You could never map the pages writable, take a fault every time someone
wants to write the page and then do the write back to the ZFS cache.
That doesn't really work because you take the fault before the write
completes, not after. You can make it work, the write fault has to
get an exclusive lock on the data in the ZFS cache, then return, then
the page gets modified, now someone has to wake up and copy that data
from the page cache to ZFS. It's messy and it performs really poorly,
nobody would do it this way.
You could lock the data in the ZFS cache, making it read only. That
doesn't work because you can write via mmap() and read via ZFS and you
get old data.
All of these sorts of problems, which are solvable, I've solved them,
Sun solved them, are why you don't really want what ZFS did. It's non
ending case of wack a mole as the code evolves and someone slips in
something that makes the page cache and the ZFS cache incoherent again.

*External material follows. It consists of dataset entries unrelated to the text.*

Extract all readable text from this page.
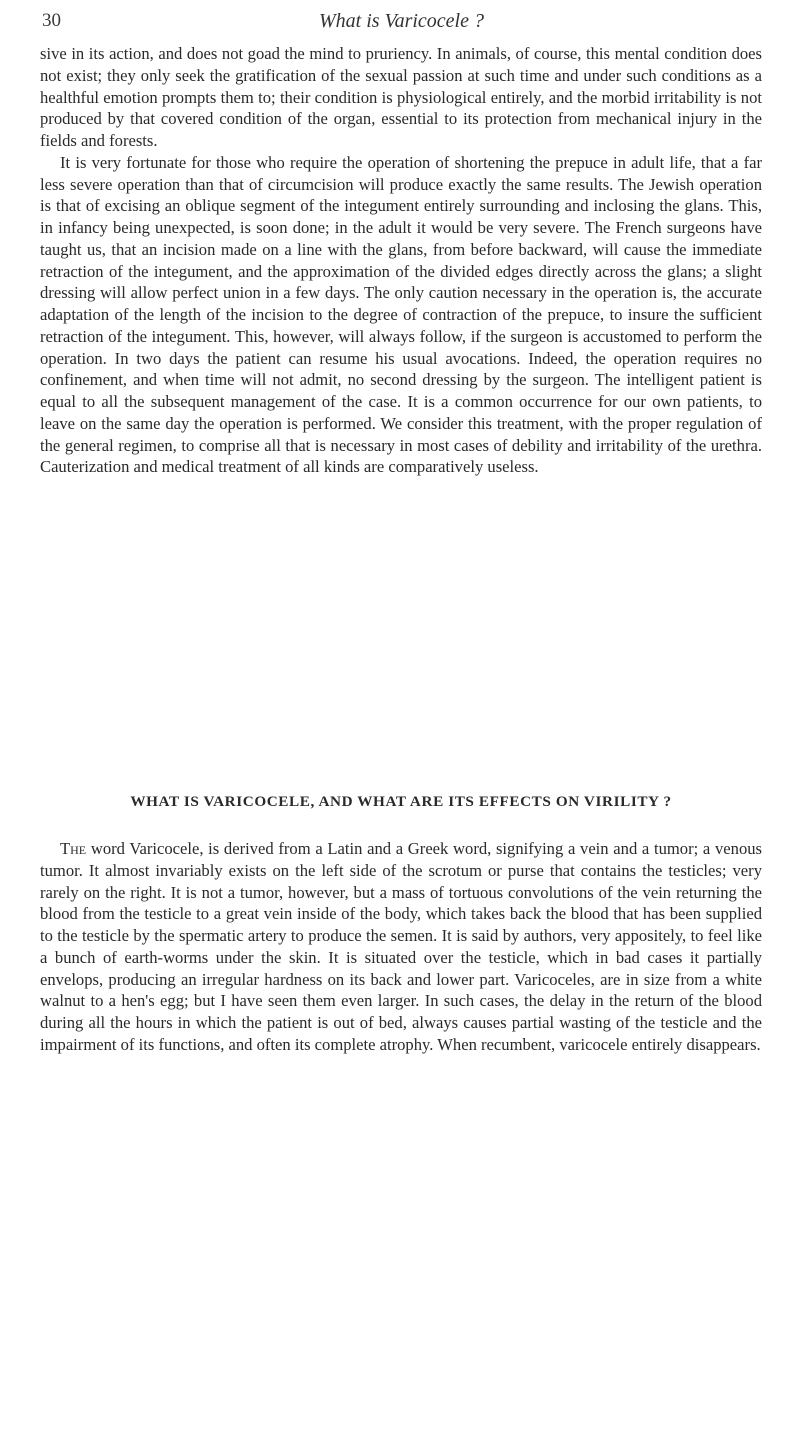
30	What is Varicocele ?

sive in its action, and does not goad the mind to pruriency. In animals, of course, this mental condition does not exist; they only seek the gratification of the sexual passion at such time and under such conditions as a healthful emotion prompts them to; their condition is physiological entirely, and the morbid irritability is not produced by that covered condition of the organ, essential to its protection from mechanical injury in the fields and forests.

It is very fortunate for those who require the operation of shortening the prepuce in adult life, that a far less severe operation than that of circumcision will produce exactly the same results. The Jewish operation is that of excising an oblique segment of the integument entirely surrounding and inclosing the glans. This, in infancy being unexpected, is soon done; in the adult it would be very severe. The French surgeons have taught us, that an incision made on a line with the glans, from before backward, will cause the immediate retraction of the integument, and the approximation of the divided edges directly across the glans; a slight dressing will allow perfect union in a few days. The only caution necessary in the operation is, the accurate adaptation of the length of the incision to the degree of contraction of the prepuce, to insure the sufficient retraction of the integument. This, however, will always follow, if the surgeon is accustomed to perform the operation. In two days the patient can resume his usual avocations. Indeed, the operation requires no confinement, and when time will not admit, no second dressing by the surgeon. The intelligent patient is equal to all the subsequent management of the case. It is a common occurrence for our own patients, to leave on the same day the operation is performed. We consider this treatment, with the proper regulation of the general regimen, to comprise all that is necessary in most cases of debility and irritability of the urethra. Cauterization and medical treatment of all kinds are comparatively useless.

WHAT IS VARICOCELE, AND WHAT ARE ITS EFFECTS ON VIRILITY ?

The word Varicocele, is derived from a Latin and a Greek word, signifying a vein and a tumor; a venous tumor. It almost invariably exists on the left side of the scrotum or purse that contains the testicles; very rarely on the right. It is not a tumor, however, but a mass of tortuous convolutions of the vein returning the blood from the testicle to a great vein inside of the body, which takes back the blood that has been supplied to the testicle by the spermatic artery to produce the semen. It is said by authors, very appositely, to feel like a bunch of earth-worms under the skin. It is situated over the testicle, which in bad cases it partially envelops, producing an irregular hardness on its back and lower part. Varicoceles, are in size from a white walnut to a hen's egg; but I have seen them even larger. In such cases, the delay in the return of the blood during all the hours in which the patient is out of bed, always causes partial wasting of the testicle and the impairment of its functions, and often its complete atrophy. When recumbent, varicocele entirely disappears.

There isn't a pleasant way to make this stuff work, that's exactly
why Sun made everything live in the page cache, there was only one
copy of any chunk of data.
Which makes it baffling to me that Sun would allow ZFS into the kernel
but I guess the benefits were perceived to outweigh the ongoing work to
make the caches coherent. Personally, I think just doing it right is
way easier.
--lm